At the Car Wash
Today I had 30 minutes to kill whilst I waited for The Lovely to do some banking. Actually, it ended up being more like an hour, but I knew I had 30 minutes for sure. Not enough time to drive out to the lake, which I have been itching to do for a few days now, and obviously not enough time to get in a nap.
: )
So I decided to go to the car wash.
Now, you might not know it to look at me, but when it comes to washing my car, I am this totally ultra-femme girlie-grrl: In other words, I have no desire to get out and actually wash — or as they might say in this town, warsh — my car. When I wash/warsh my car, I want to do it from the comfort of my car.
Which means automatic car washes for me, baby. Preferably ones with attendants, too, so that when I don’t have the correct change, someone is there to save my sorry ass.
I have had some issues with certain car washes, too. I have an ugly black smudge on the front left bumper from the nasty car wash out by Booger King; matter of fact, I completely avoid all of those places where you have to drive your car onto any kind of track, as I apparently am incapable of navigating my way through them.
I also have an issue with my driver’s side window: It leaks. It has always leaked. Probably, if it had been the one to get shattered by that rock last summer instead of the passenger-side window, it would no longer leak because I would have gotten a new window ... but, it didn’t; and, I didn’t; so, it still does. Which means I have to whip out the Kleenex every time the high-powered spray comes by or end up with a completely soaked seat belt and left shoulder.
Trouble is, the fully automatic car wash takes about 10 minutes, tops, and I had 30 minutes to kill. Plus, truthfully, there are times when you want more from a car wash; in other words, the birds in my ’hood have been hitting the mulberries pretty hard, which means their daily target practice on my car has taken on a definitely more, uhm, colorful tone.
I decided to check out my town’s newest car wash: The Dirtbuster!

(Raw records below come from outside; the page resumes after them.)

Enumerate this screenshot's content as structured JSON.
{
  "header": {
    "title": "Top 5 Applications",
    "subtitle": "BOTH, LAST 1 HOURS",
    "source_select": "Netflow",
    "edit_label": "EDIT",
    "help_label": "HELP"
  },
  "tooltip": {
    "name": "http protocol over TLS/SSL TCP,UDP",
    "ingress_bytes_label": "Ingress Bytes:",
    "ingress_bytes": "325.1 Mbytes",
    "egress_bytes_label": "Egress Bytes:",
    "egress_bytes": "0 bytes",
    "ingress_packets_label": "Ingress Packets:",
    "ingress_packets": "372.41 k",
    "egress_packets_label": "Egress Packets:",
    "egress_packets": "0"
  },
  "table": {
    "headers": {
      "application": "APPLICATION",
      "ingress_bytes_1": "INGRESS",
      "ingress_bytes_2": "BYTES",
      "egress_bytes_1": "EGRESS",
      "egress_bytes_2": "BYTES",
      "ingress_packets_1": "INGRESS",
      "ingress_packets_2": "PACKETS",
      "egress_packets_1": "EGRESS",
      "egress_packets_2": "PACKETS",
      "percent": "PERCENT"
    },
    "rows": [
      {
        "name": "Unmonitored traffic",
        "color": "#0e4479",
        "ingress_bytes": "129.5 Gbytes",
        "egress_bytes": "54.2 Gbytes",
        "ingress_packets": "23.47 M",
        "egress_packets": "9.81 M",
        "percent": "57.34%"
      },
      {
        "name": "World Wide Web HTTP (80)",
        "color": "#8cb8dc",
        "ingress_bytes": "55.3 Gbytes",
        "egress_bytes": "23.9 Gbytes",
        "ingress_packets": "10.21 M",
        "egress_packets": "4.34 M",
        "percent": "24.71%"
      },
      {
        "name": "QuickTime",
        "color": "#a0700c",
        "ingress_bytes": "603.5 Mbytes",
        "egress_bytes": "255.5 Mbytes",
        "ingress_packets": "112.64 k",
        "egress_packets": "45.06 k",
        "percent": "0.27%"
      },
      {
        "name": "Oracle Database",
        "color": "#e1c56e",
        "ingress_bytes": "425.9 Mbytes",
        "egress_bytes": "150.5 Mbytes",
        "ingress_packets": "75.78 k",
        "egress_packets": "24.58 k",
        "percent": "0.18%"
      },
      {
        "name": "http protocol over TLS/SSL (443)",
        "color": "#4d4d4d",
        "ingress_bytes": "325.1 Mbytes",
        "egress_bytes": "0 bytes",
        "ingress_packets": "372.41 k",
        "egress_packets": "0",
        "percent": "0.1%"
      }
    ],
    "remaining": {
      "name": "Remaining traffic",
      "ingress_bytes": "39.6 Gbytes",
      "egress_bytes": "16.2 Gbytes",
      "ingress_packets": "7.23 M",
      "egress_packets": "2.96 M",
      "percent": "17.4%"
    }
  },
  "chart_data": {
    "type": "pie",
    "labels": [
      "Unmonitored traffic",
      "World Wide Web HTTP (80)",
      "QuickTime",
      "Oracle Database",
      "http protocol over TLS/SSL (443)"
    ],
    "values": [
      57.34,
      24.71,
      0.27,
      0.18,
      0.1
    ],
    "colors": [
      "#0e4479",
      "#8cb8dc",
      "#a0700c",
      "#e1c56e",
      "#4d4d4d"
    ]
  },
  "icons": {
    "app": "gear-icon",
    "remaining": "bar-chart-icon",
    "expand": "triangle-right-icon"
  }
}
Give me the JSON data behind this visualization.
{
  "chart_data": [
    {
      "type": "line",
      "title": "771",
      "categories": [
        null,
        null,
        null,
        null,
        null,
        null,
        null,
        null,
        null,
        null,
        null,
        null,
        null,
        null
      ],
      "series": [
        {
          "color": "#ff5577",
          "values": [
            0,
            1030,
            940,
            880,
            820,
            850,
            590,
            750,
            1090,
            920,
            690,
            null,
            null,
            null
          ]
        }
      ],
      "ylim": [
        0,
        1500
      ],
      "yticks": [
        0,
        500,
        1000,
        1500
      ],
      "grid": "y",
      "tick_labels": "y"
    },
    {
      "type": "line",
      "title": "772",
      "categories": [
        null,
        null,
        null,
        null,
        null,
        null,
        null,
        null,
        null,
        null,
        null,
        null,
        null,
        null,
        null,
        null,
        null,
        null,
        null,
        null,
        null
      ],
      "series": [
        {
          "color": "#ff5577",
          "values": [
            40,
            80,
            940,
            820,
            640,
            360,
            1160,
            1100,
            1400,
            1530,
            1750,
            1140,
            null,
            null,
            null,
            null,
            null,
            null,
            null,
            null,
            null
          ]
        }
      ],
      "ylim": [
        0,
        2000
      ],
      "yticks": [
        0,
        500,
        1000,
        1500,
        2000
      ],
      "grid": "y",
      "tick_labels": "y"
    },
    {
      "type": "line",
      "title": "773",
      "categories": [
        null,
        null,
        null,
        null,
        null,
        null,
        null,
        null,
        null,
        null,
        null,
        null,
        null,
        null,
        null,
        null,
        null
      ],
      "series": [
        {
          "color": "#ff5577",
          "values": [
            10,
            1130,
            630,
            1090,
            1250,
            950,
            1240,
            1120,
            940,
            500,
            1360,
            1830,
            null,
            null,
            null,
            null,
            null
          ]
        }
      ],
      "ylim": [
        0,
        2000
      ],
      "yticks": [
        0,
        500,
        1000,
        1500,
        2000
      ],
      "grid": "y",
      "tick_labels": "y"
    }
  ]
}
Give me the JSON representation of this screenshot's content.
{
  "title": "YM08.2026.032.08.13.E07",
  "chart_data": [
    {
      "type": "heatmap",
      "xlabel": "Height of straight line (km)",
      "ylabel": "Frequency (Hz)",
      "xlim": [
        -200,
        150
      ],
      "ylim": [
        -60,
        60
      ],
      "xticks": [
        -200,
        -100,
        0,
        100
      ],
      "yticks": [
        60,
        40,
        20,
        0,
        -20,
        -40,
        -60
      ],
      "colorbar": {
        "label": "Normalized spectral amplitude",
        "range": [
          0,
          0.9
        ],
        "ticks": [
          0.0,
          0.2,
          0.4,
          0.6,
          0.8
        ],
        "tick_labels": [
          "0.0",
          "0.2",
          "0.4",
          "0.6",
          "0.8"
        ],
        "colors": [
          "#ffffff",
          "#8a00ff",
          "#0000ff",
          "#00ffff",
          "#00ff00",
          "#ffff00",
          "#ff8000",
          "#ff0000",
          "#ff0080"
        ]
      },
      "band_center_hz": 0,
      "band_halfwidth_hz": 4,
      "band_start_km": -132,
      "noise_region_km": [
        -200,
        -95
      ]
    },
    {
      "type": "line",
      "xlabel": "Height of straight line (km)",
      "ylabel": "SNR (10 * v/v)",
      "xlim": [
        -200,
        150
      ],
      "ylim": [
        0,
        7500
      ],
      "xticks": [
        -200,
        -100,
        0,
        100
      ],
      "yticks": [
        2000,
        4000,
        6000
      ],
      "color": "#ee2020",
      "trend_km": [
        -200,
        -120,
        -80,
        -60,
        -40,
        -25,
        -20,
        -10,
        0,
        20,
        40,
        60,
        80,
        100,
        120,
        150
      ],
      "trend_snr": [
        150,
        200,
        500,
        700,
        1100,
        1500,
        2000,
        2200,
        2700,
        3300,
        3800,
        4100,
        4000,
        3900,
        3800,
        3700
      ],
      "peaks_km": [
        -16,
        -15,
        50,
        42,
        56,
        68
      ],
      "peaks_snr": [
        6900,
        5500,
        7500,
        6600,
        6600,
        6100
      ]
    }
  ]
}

It is located only two doors down from my regular car wash, on West Main Street. And I wasn’t too keen on washing my car right out on Main Street, but ... what the heck, anyone could see my car needed a good washin’/warshin’.
I crammed a $5 bill into the slot: 20 minutes. Perfect, considering I had spent at least 5 minutes deciding where to wash my car!
I put my car through the cycles: Pre-soak, tire cleaner, wash, rinse, tri-something or other (some kind of pleasant-smelling foamy stuff that spurted out of a little handgun-looking thingie), rinse, clear-coat, rinse and the spot-free rinse. Everything but the foamy brush. (I’ve heard that evil rocks can lurk in the bristles of the foamy brush. Avoid at all costs, or risk the ultimate peril!)
Midway through the second rinse cycle, I decided I was liking this car wash action. With my spraying wand, I felt a little like The Terminator, obliterating all the baked-on bird shit splotches and bug guts — well, until I would get tangled up in the hose that followed me and my weapon ’round and ’round the bay. I held the tri-something sprayer with two hands, Vic Mackey style, like I was bustin’ in on some gangstahs or sum’m sum’m (or however it’s spellt).
I must admit, ’twas kinda fun!
Plus my car looks awesome for the 24 hours or so after a good cleansing. Oh, it won’t last: I don’t have a garage ... which has always been my reasoning for not washing my car more often, ’cause it’s just gonna get messed up again, anyway ... which, actually, is all the more reason to wash it even more often than if I did keep it in a garage, now that I think about it.
Who knows, I had so much fun today, I might start going to the car warsh more often.